Also ensure that your container is configured to have enough memory available. For Apache Tomcat, the following setting as an environment variable may be configured:

1
CATALINA_OPTS=-Xms1000m -Xmx2000m

You will want to profile your server with something like JVisualVM. This will help you see what is actually going on with your memory.

You might also consider taking periodic heap dumps using the JMap tool or YourKit Java profiler and analyzing offline using some analysis tool.

Finally, review the eviction policy of your ticket registry and ensure the values that determine object lifetime are appropriate for your environment.

SSL & Certificates

PKIX Path Building Failed

1
2
3
4
5
6
7
8
9
10
11
12
Sep 28, 2009 4:13:26 PM org.apereo.cas.client.validation.AbstractCasProtocolUrlBasedTicketValidator retrieveResponseFromServer
SEVERE: javax.net.ssl.SSLHandshakeException:
sun.security.validator.ValidatorException: PKIX path building failed:
sun.security.provider.certpath.SunCertPathBuilderException: unable to find valid certification path to requested target
javax.net.ssl.SSLHandshakeException:
sun.security.validator.ValidatorException: PKIX path building failed:
sun.security.provider.certpath.SunCertPathBuilderException: unable to find valid certification path to requested target
      at com.sun.net.ssl.internal.ssl.Alerts.getSSLException(Unknown Source)
      at com.sun.net.ssl.internal.ssl.SSLSocketImpl.fatal(Unknown Source)
      at com.sun.net.ssl.internal.ssl.Handshaker.fatalSE(Unknown Source)
      at com.sun.net.ssl.internal.ssl.Handshaker.fatalSE(Unknown Source)
      at com.sun.net.ssl.internal.ssl.ClientHandshaker.serverCertificate(Unknown Source)
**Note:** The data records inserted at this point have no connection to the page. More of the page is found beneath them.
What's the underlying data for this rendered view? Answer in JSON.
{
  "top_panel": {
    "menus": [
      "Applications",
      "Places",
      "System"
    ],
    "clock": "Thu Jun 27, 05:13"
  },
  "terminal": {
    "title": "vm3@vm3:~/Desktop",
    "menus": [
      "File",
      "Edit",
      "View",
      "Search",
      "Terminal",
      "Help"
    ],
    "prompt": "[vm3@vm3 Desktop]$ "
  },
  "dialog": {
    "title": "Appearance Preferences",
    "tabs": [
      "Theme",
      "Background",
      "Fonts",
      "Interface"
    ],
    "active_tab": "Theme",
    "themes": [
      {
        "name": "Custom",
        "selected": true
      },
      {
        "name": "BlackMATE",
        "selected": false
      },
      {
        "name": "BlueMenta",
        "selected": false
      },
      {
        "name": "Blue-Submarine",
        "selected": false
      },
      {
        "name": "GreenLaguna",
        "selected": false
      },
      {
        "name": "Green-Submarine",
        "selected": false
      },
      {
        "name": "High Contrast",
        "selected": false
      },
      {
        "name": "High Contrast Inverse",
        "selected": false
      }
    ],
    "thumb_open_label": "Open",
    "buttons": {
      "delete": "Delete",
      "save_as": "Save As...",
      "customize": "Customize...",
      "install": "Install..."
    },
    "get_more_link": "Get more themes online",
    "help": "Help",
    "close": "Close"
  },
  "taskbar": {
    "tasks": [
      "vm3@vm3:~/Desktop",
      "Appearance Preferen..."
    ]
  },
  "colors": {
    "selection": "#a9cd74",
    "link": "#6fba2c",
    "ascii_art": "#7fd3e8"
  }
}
PKIX path building errors are the most common SSL errors. The problem here is that the CAS client does not trust the certificate presented by the CAS server; most often this occurs because of using a self-signed certificate on the CAS server. To resolve this error, import the CAS server certificate into the system truststore of the CAS client. If the certificate is issued by your own PKI, it is better to import the root certificate of your PKI into the CAS client truststore.
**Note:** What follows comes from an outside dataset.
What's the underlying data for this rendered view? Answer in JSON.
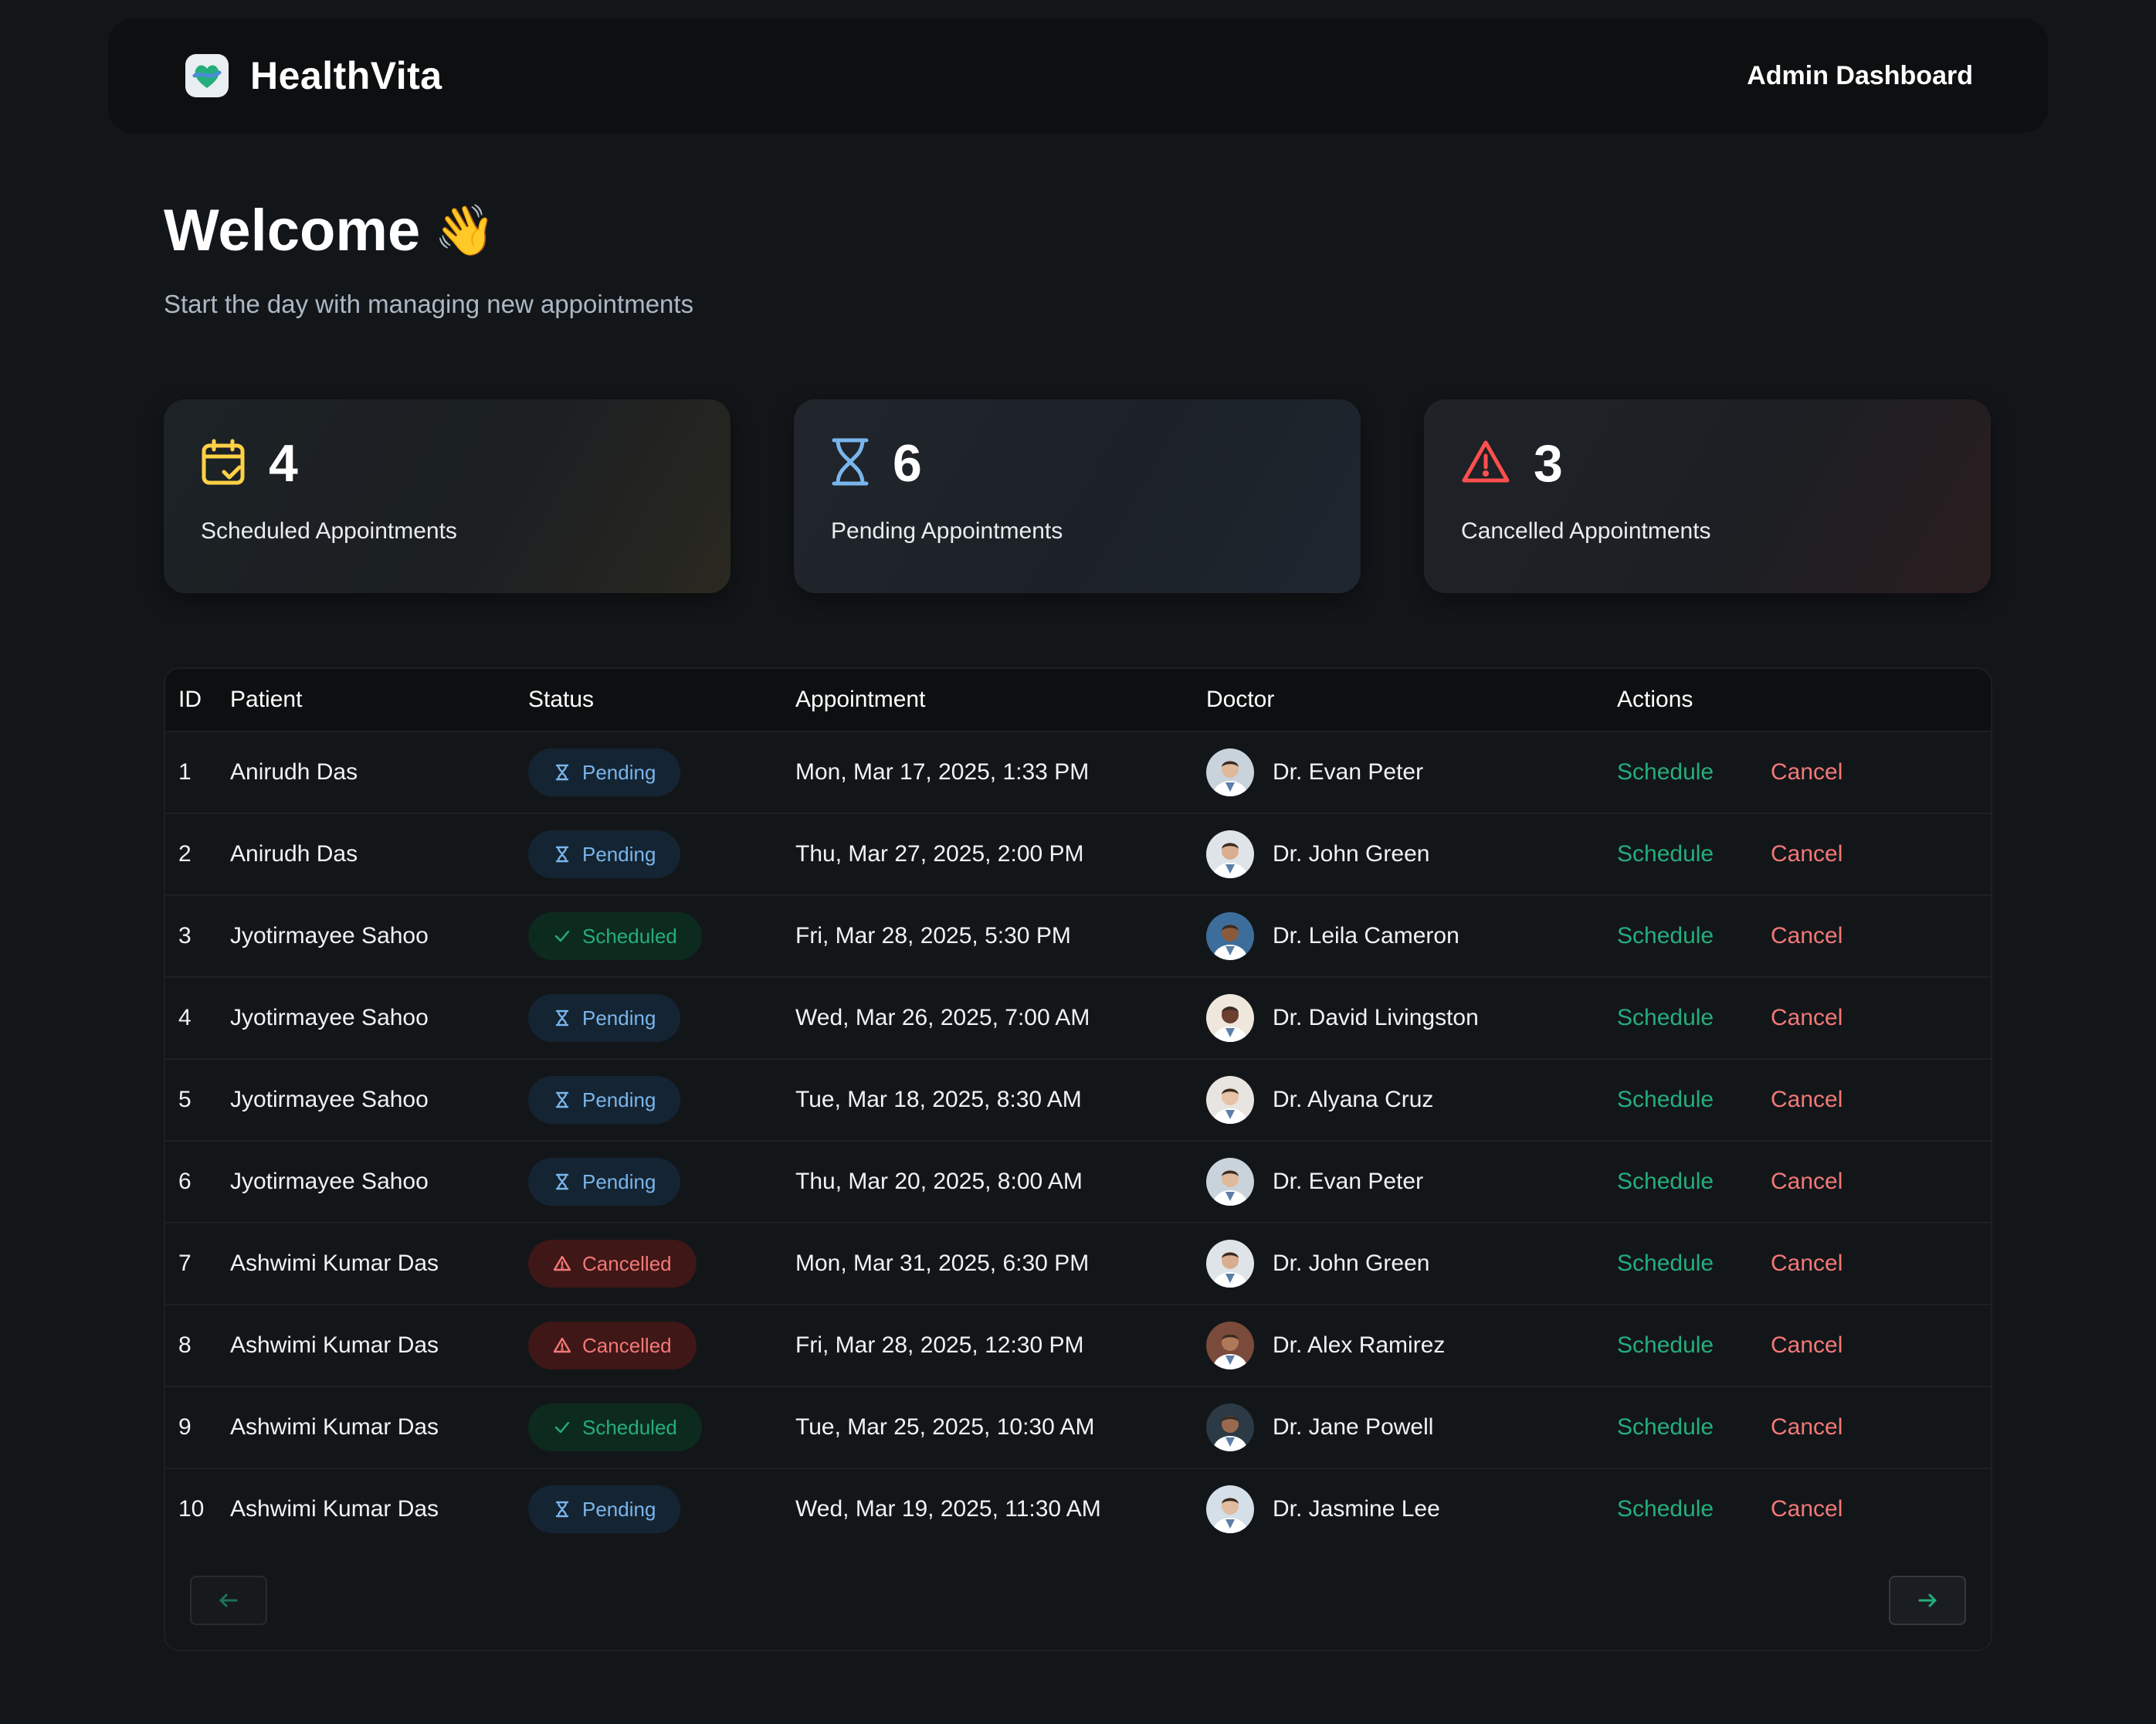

By default the Java system truststore is at $JAVA_HOME/jre/lib/security/cacerts. The certificate to be imported MUST be a DER-encoded file. If the contents of the certificate file are binary, it’s likely DER-encoded; if the file begins with the text ---BEGIN CERTIFICATE---, it is PEM-encoded and needs to be converted to DER encoding.

1
keytool -import -keystore $JAVA_HOME/jre/lib/security/cacerts -file tmp/cert.der -alias certName

If you have multiple java editions installed on your machine, make sure that the app / web server is pointing to the correct JDK/JRE version (The one to which the certificate has been exported correctly) One common mistake that occurs while generating self-validated certificates is that the JAVA_HOME might be different than that used by the server.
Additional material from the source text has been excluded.